Non è quindi materia semplice e nemmeno si può fingere di poter valutare il singolo fatto senza incastonarlo nell’enorme quadro che abbraccia il biennio più buio della recente storia della Repubblica. Tra il 1992 e il 1993 infatti non solo sono esplose le bombe di Capaci e via D’Amelio e poi “in continente”, ma sono mutati radicalmente gli equilibri politici del nostro Paese e Cosa Nostra ha gettato le basi per risorgere dopo un’apparente disfatta. E tutti questi eventi dopo anni e anni di faticosa ricostruzione sembrano essere più collegati di quanto si creda.

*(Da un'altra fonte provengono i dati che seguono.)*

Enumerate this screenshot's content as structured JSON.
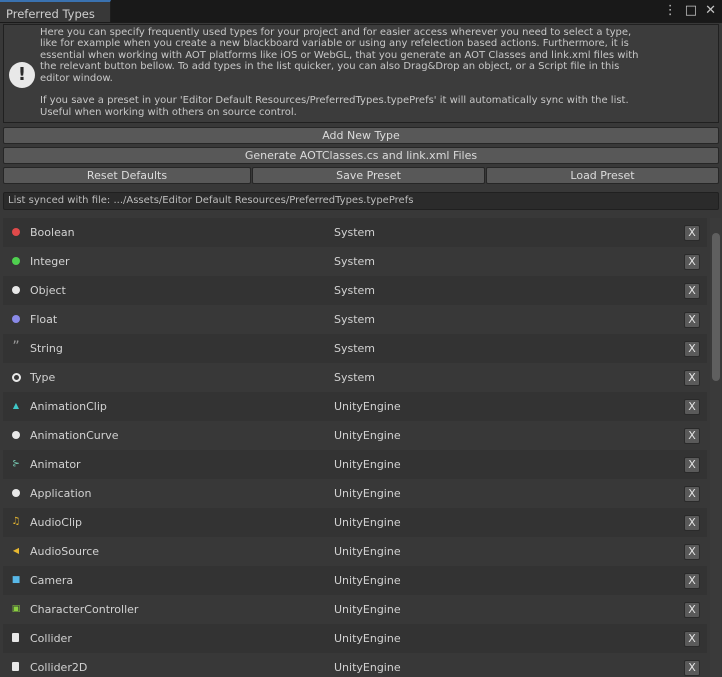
{
  "window": {
    "tab_title": "Preferred Types",
    "menu_glyph": "⋮",
    "maximize_glyph": "□",
    "close_glyph": "✕"
  },
  "help": {
    "icon_glyph": "!",
    "text": "Here you can specify frequently used types for your project and for easier access wherever you need to select a type,\nlike for example when you create a new blackboard variable or using any refelection based actions. Furthermore, it is\nessential when working with AOT platforms like iOS or WebGL, that you generate an AOT Classes and link.xml files with\nthe relevant button bellow. To add types in the list quicker, you can also Drag&Drop an object, or a Script file in this\neditor window.\n\nIf you save a preset in your 'Editor Default Resources/PreferredTypes.typePrefs' it will automatically sync with the list.\nUseful when working with others on source control."
  },
  "buttons": {
    "add_new_type": "Add New Type",
    "generate": "Generate AOTClasses.cs and link.xml Files",
    "reset_defaults": "Reset Defaults",
    "save_preset": "Save Preset",
    "load_preset": "Load Preset"
  },
  "sync_text": "List synced with file: .../Assets/Editor Default Resources/PreferredTypes.typePrefs",
  "remove_label": "X",
  "types": [
    {
      "name": "Boolean",
      "ns": "System",
      "icon": "red-dot-icon",
      "color": "#e04a4a"
    },
    {
      "name": "Integer",
      "ns": "System",
      "icon": "green-dot-icon",
      "color": "#4fd04f"
    },
    {
      "name": "Object",
      "ns": "System",
      "icon": "white-dot-icon",
      "color": "#e8e8e8"
    },
    {
      "name": "Float",
      "ns": "System",
      "icon": "blue-dot-icon",
      "color": "#8a8ae8"
    },
    {
      "name": "String",
      "ns": "System",
      "icon": "quote-icon",
      "color": "#9a9a9a"
    },
    {
      "name": "Type",
      "ns": "System",
      "icon": "ring-icon",
      "color": "#e8e8e8"
    },
    {
      "name": "AnimationClip",
      "ns": "UnityEngine",
      "icon": "animation-clip-icon",
      "color": "#3fc8c8"
    },
    {
      "name": "AnimationCurve",
      "ns": "UnityEngine",
      "icon": "white-dot-icon",
      "color": "#e8e8e8"
    },
    {
      "name": "Animator",
      "ns": "UnityEngine",
      "icon": "animator-icon",
      "color": "#7ad0b8"
    },
    {
      "name": "Application",
      "ns": "UnityEngine",
      "icon": "white-dot-icon",
      "color": "#e8e8e8"
    },
    {
      "name": "AudioClip",
      "ns": "UnityEngine",
      "icon": "music-note-icon",
      "color": "#e8b830"
    },
    {
      "name": "AudioSource",
      "ns": "UnityEngine",
      "icon": "speaker-icon",
      "color": "#e8b830"
    },
    {
      "name": "Camera",
      "ns": "UnityEngine",
      "icon": "camera-icon",
      "color": "#58b8e8"
    },
    {
      "name": "CharacterController",
      "ns": "UnityEngine",
      "icon": "character-icon",
      "color": "#8ad040"
    },
    {
      "name": "Collider",
      "ns": "UnityEngine",
      "icon": "file-icon",
      "color": "#e8e8e8"
    },
    {
      "name": "Collider2D",
      "ns": "UnityEngine",
      "icon": "file-icon",
      "color": "#e8e8e8"
    }
  ]
}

Non sorprende affatto perciò che le domande poste dal Pubblico Ministero, rappresentato in aula dai procuratore aggiunto Antonio Ingroia e dal sostituto Nino Di Matteo, a Giovanni Brusca si siano concentrate in modo particolare sulla cosiddetta “trattativa”, il dialogo avvenuto tra mafia e stato a cavallo delle stragi in cui morirono i due giudici simbolo della lotta alla mafia.

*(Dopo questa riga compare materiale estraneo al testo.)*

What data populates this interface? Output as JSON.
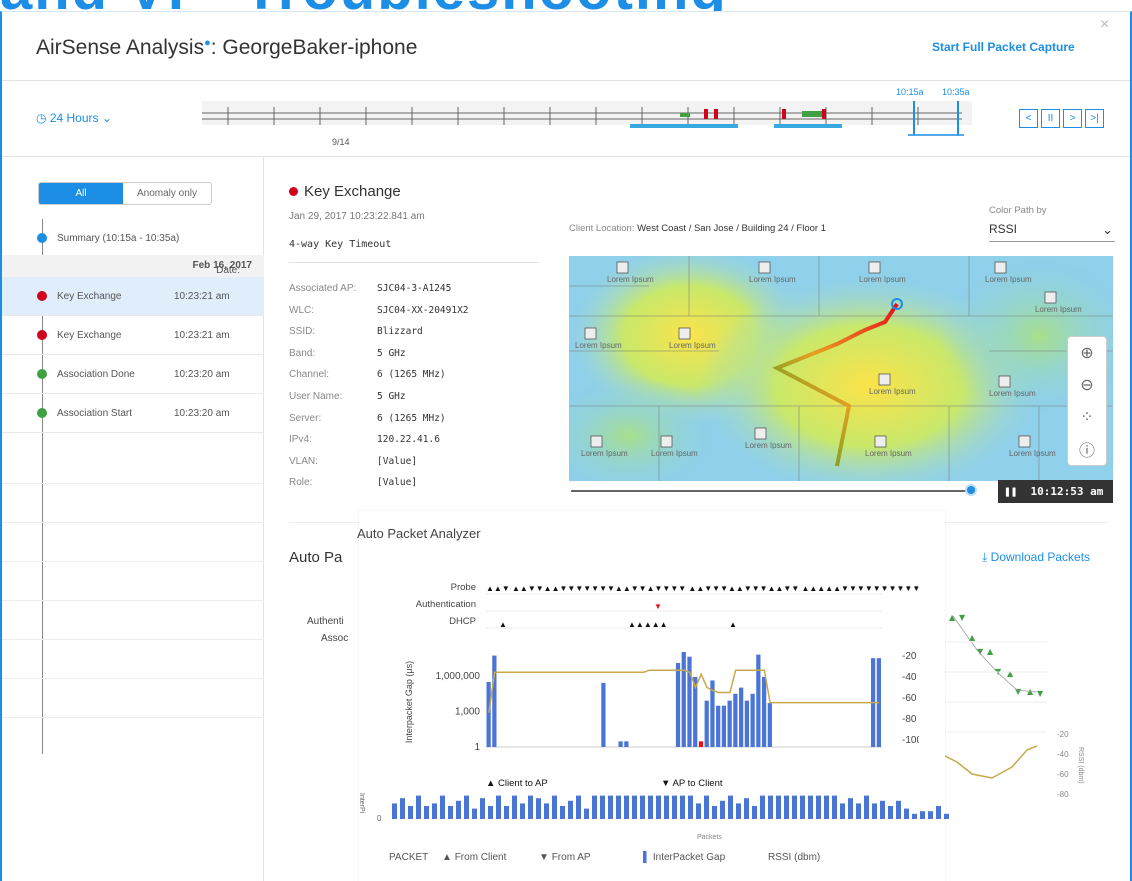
{
  "banner_text": "and VI - Troubleshooting",
  "header": {
    "title": "AirSense Analysis",
    "title_suffix": ": GeorgeBaker-iphone",
    "info_mark": "●",
    "close": "×",
    "start_capture": "Start Full Packet Capture"
  },
  "timeline": {
    "range": "24 Hours",
    "day_label": "9/14",
    "start_time": "10:15a",
    "end_time": "10:35a",
    "playback": [
      "<",
      "II",
      ">",
      ">|"
    ]
  },
  "sidebar": {
    "filter_all": "All",
    "filter_anomaly": "Anomaly only",
    "summary": "Summary (10:15a - 10:35a)",
    "date_prefix": "Date:",
    "date_value": "Feb 16, 2017",
    "events": [
      {
        "label": "Key Exchange",
        "time": "10:23:21 am",
        "status": "error",
        "color": "#d0021b",
        "selected": true
      },
      {
        "label": "Key Exchange",
        "time": "10:23:21 am",
        "status": "error",
        "color": "#d0021b",
        "selected": false
      },
      {
        "label": "Association Done",
        "time": "10:23:20 am",
        "status": "ok",
        "color": "#3fa142",
        "selected": false
      },
      {
        "label": "Association Start",
        "time": "10:23:20 am",
        "status": "ok",
        "color": "#3fa142",
        "selected": false
      }
    ]
  },
  "event": {
    "title": "Key Exchange",
    "datetime": "Jan 29, 2017 10:23:22.841 am",
    "subtitle": "4-way Key Timeout",
    "details": [
      {
        "key": "Associated AP:",
        "value": "SJC04-3-A1245"
      },
      {
        "key": "WLC:",
        "value": "SJC04-XX-20491X2"
      },
      {
        "key": "SSID:",
        "value": "Blizzard"
      },
      {
        "key": "Band:",
        "value": "5 GHz"
      },
      {
        "key": "Channel:",
        "value": "6 (1265 MHz)"
      },
      {
        "key": "User Name:",
        "value": "5 GHz"
      },
      {
        "key": "Server:",
        "value": "6 (1265 MHz)"
      },
      {
        "key": "IPv4:",
        "value": "120.22.41.6"
      },
      {
        "key": "VLAN:",
        "value": "[Value]"
      },
      {
        "key": "Role:",
        "value": "[Value]"
      }
    ]
  },
  "map": {
    "client_location_label": "Client Location:",
    "client_location": "West Coast / San Jose / Building 24 / Floor 1",
    "color_path_label": "Color Path by",
    "color_path_value": "RSSI",
    "room_label": "Lorem Ipsum",
    "playback_time": "10:12:53 am",
    "tools": [
      "zoom-in",
      "zoom-out",
      "locate",
      "info"
    ]
  },
  "analyzer": {
    "section_title": "Auto Pa",
    "overlay_title": "Auto Packet Analyzer",
    "download": "Download Packets",
    "bg_labels": [
      "Authenti",
      "Assoc"
    ],
    "rows": [
      "Probe",
      "Authentication",
      "DHCP"
    ],
    "y_axis_label": "Interpacket Gap (μs)",
    "y_ticks": [
      "1,000,000",
      "1,000",
      "1"
    ],
    "rssi_axis_label": "RSSI (dbm)",
    "rssi_ticks": [
      "-20",
      "-40",
      "-60",
      "-80",
      "-100"
    ],
    "legend_client": "Client to AP",
    "legend_ap": "AP to Client",
    "bottom_axis_label": "Packets",
    "bottom_y_label": "InterPi",
    "bottom_zero": "0",
    "bottom_rssi_ticks": [
      "-60",
      "-80"
    ],
    "right_rssi_ticks": [
      "-20",
      "-40",
      "-60",
      "-80"
    ],
    "right_rssi_label": "RSSI (dbm)",
    "footer": {
      "packet": "PACKET",
      "from_client": "From Client",
      "from_ap": "From AP",
      "gap": "InterPacket Gap",
      "rssi": "RSSI (dbm)"
    },
    "bar_color": "#4a74d6",
    "error_color": "#e8101b",
    "line_color": "#c8a84a"
  },
  "colors": {
    "accent": "#1c8ee6",
    "error": "#d0021b",
    "ok": "#3fa142"
  },
  "chart_data": {
    "type": "bar",
    "title": "Auto Packet Analyzer",
    "ylabel": "Interpacket Gap (μs)",
    "log_scale": true,
    "gap_values": [
      300000,
      50000000,
      0,
      0,
      0,
      0,
      0,
      0,
      0,
      0,
      0,
      0,
      0,
      0,
      0,
      0,
      0,
      0,
      0,
      0,
      250000,
      0,
      0,
      3,
      3,
      0,
      0,
      0,
      0,
      0,
      0,
      0,
      0,
      12000000,
      100000000,
      40000000,
      800000,
      3,
      8000,
      400000,
      3000,
      3000,
      8000,
      30000,
      100000,
      8000,
      30000,
      60000000,
      800000,
      5000,
      0,
      0,
      0,
      0,
      0,
      0,
      0,
      0,
      0,
      0,
      0,
      0,
      0,
      0,
      0,
      0,
      0,
      30000000,
      30000000
    ],
    "error_index": 37,
    "rssi_ylabel": "RSSI (dbm)",
    "rssi_range": [
      -100,
      -20
    ],
    "rssi_values": [
      -80,
      -40,
      -40,
      -40,
      -40,
      -40,
      -40,
      -40,
      -40,
      -40,
      -40,
      -40,
      -40,
      -40,
      -40,
      -40,
      -40,
      -40,
      -40,
      -40,
      -40,
      -40,
      -40,
      -40,
      -40,
      -40,
      -40,
      -40,
      -38,
      -38,
      -38,
      -38,
      -38,
      -38,
      -38,
      -40,
      -55,
      -42,
      -55,
      -58,
      -60,
      -60,
      -60,
      -38,
      -38,
      -38,
      -38,
      -38,
      -38,
      -70,
      -70,
      -70,
      -70,
      -70,
      -70,
      -70,
      -70,
      -70,
      -70,
      -70,
      -70,
      -70,
      -70,
      -70,
      -70,
      -70,
      -70,
      -70,
      -70
    ],
    "probe_pattern": "▲▲▼ ▲▲▼▼▲▲▼▼▼▼▼▼▼▲▲▼▼▲▼▼▼▼  ▲▲▼▼▼▲▲▼▼▼▲▲▼▼ ▲▲▲▲▲▼▼▼▼▼▼▼▼▼▼▼▼▼▼▼▼▼",
    "dhcp_pattern": "▲",
    "dhcp_burst": "▲▲▲▲▲",
    "bottom_bar_values": [
      6,
      8,
      5,
      9,
      5,
      6,
      9,
      5,
      7,
      9,
      4,
      8,
      5,
      9,
      5,
      9,
      6,
      9,
      8,
      6,
      9,
      5,
      7,
      9,
      4,
      9,
      9,
      9,
      9,
      9,
      9,
      9,
      9,
      9,
      9,
      9,
      9,
      9,
      6,
      9,
      5,
      7,
      9,
      6,
      8,
      5,
      9,
      9,
      9,
      9,
      9,
      9,
      9,
      9,
      9,
      9,
      6,
      8,
      6,
      9,
      6,
      7,
      5,
      7,
      4,
      2,
      3,
      3,
      5,
      2
    ]
  }
}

Giovanni Brusca collabora con la giustizia dal 1996. Si decise a “saltare il fosso” quando sentì dire da Salvatore Cancemi, altro collaboratore, che Riina, l’uomo che ammirava e serviva più di suo padre stesso, voleva ucciderlo.
L’ex boss di San Giuseppe Jato è stato sentito decine di volte sulle manovre che Salvatore Riina aveva pianificato per ottenere dallo stato nuovi interlocutori politici e soprattutto benefici carcerari e giudiziari. Dopo la sentenza di Cassazione del 31 gennaio 1992 l’allora capo di Cosa Nostra in carica aveva dato inizio al suo particolare modo di colloquiare facendo assassinare Salvo Lima, il grande interlocutore politico della mafia. Tanto per lanciare un segno chiaro ed inequivocabile. Poi toccò al grande nemico: Giovanni Falcone.

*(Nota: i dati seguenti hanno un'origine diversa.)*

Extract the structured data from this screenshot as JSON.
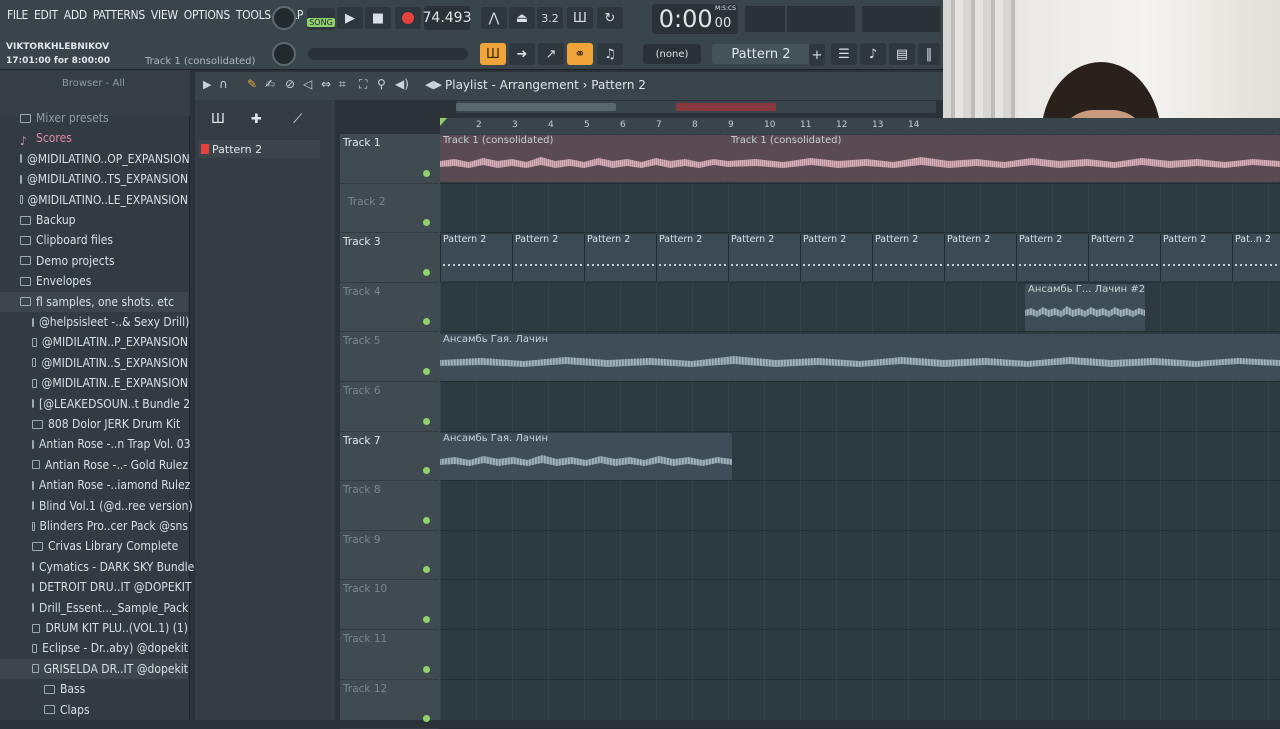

Fu dopo Capaci, secondo Brusca, che “qualcuno” dello Stato si era “fatto sotto” per chiedere una tregua in cambio della concessione di qualche privilegio.
“Quando vidi Riina aveva una faccia, un’espressione, di grande soddisfazione”, spiega il collaboratore, “mi disse, indicandolo con le mani, che gli aveva fatto un papello tanto, cioè tutta una serie di richieste per migliorare la nostra condizione”.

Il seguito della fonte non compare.